Scaffolding and Peer-learning: Thinking about Vygotsky’s “Zone of Proximal Development”

When a student is struggling with a problem, and they just need that little boost to get them to the next level, they’re in Vygotsky’s Zone of Proximal Development, and it’s appropriate for the teacher to give them that crucial bit of help. The idea implies that students really have been trying to solve the problem so the help they get will be useful.

It also implies that the teacher can recognize precisely the help they need and deliver it, which is often easier than it sounds. As an adult, from a different generation and culture, and with more experience with these problems, I see problems very differently from my students. Indeed, experts solve problems by developing rules of thumb (heuristics) that speed problem solving by amalgamating large volumes of information. Unfortunately, for these heuristics to be meaningful, students often have to arrive at them themselves. Thus the student looking at the details is unable to communicate effectively with the expert who sees the big picture.

Peer-Teaching

One remedy Vygotsky advocated was peer-teaching. By letting students of similar but differing abilities work in groups, they can help each other: often a lot more effectively than a teacher would be able to. The teacher’s main interventions can be with the more advanced students who do not have anyone more knowledgeable to help, but who are best able to communicate with the teacher because of a smaller knowledge gap.

Practically, this suggests multi-aged classrooms, and a high level of vertical integration of the subject matter. Consider, for example, which topics from algebra, geometry and calculus might be appropriate for students from middle to high school to be working on together at the same time in the same room.

Scaffolding

Another, more typical, approach to this problem would be to provide all the extensive scaffolding – all the information including explicit demonstrations of ways of thought – that students need to get started, and then gradually take the scaffolding away so that they have to apply it all on their own.

In a high school laboratory science class, a teacher might provide scaffolding by first giving students detailed guides to carrying out experiments, then giving them brief outlines that they might use to structure experiments, and finally asking them to set up experiments entirely on their own.

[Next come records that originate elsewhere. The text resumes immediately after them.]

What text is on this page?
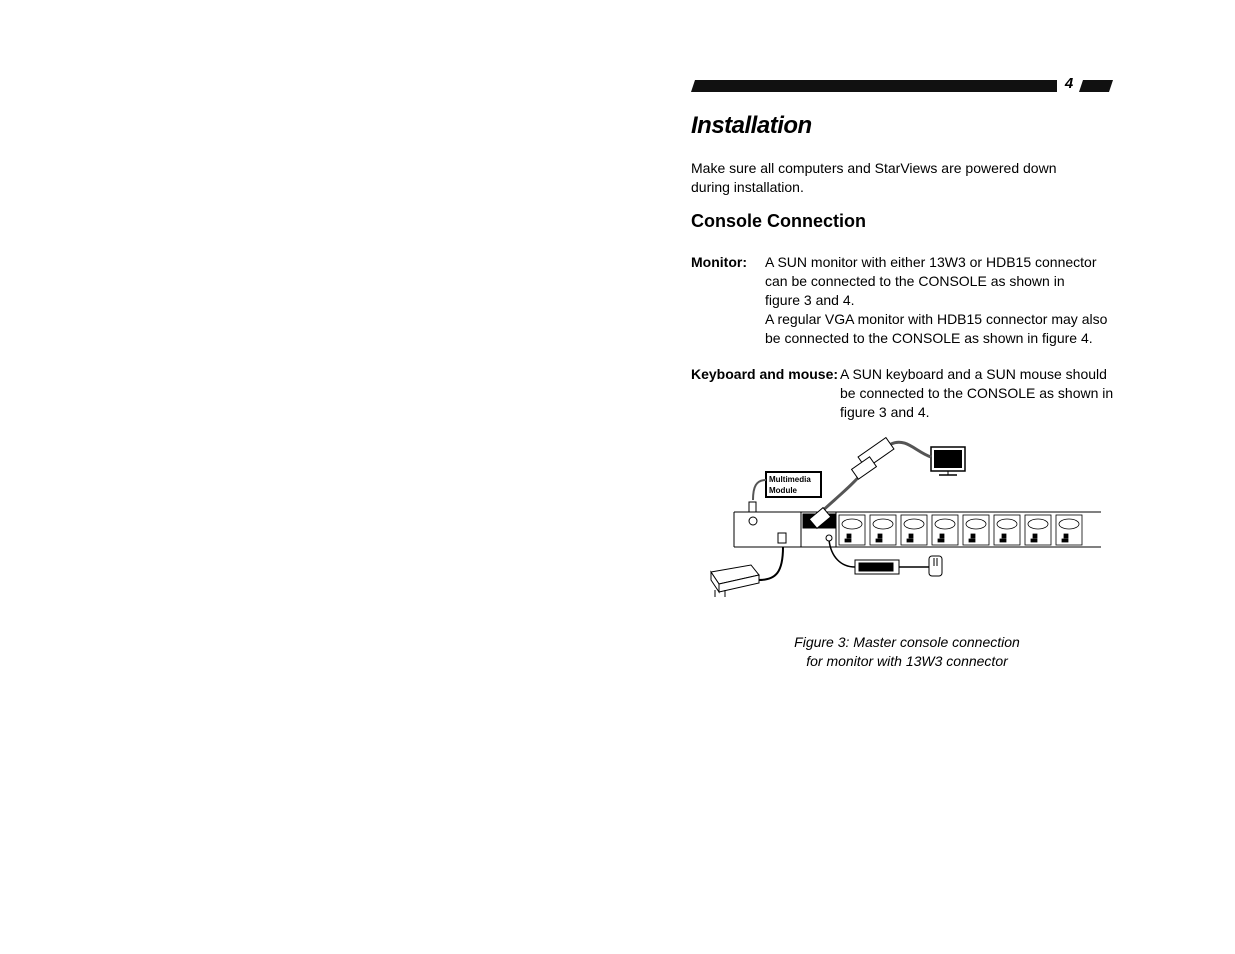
4
Installation
Make sure all computers and StarViews are powered down
during installation.
Console Connection
Monitor: A SUN monitor with either 13W3 or HDB15 connector
can be connected to the CONSOLE as shown in
figure 3 and 4.
A regular VGA monitor with HDB15 connector may also
be connected to the CONSOLE as shown in figure 4.
Keyboard and mouse: A SUN keyboard and a SUN mouse should
be connected to the CONSOLE as shown in
figure 3 and 4.
Multimedia
Module
Figure 3: Master console connection
for monitor with 13W3 connector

Slavin (2005) (online resources): Classroom Applications of Vygotsky’s Theory.

In Combination

Elements of both these approaches are necessary – and they’re not mutually exclusive. The scaffolding perspective is most important when introducing something completely new, because they’re all novices at that point. But as you build it into the classroom culture in a multi-aged classroom where there is institutional memory and peer-teaching, then the job of the teacher evolves more into maintaining the standards and expectations, and reduces (but does not eliminate) the need for repeatedly providing the full scaffolding.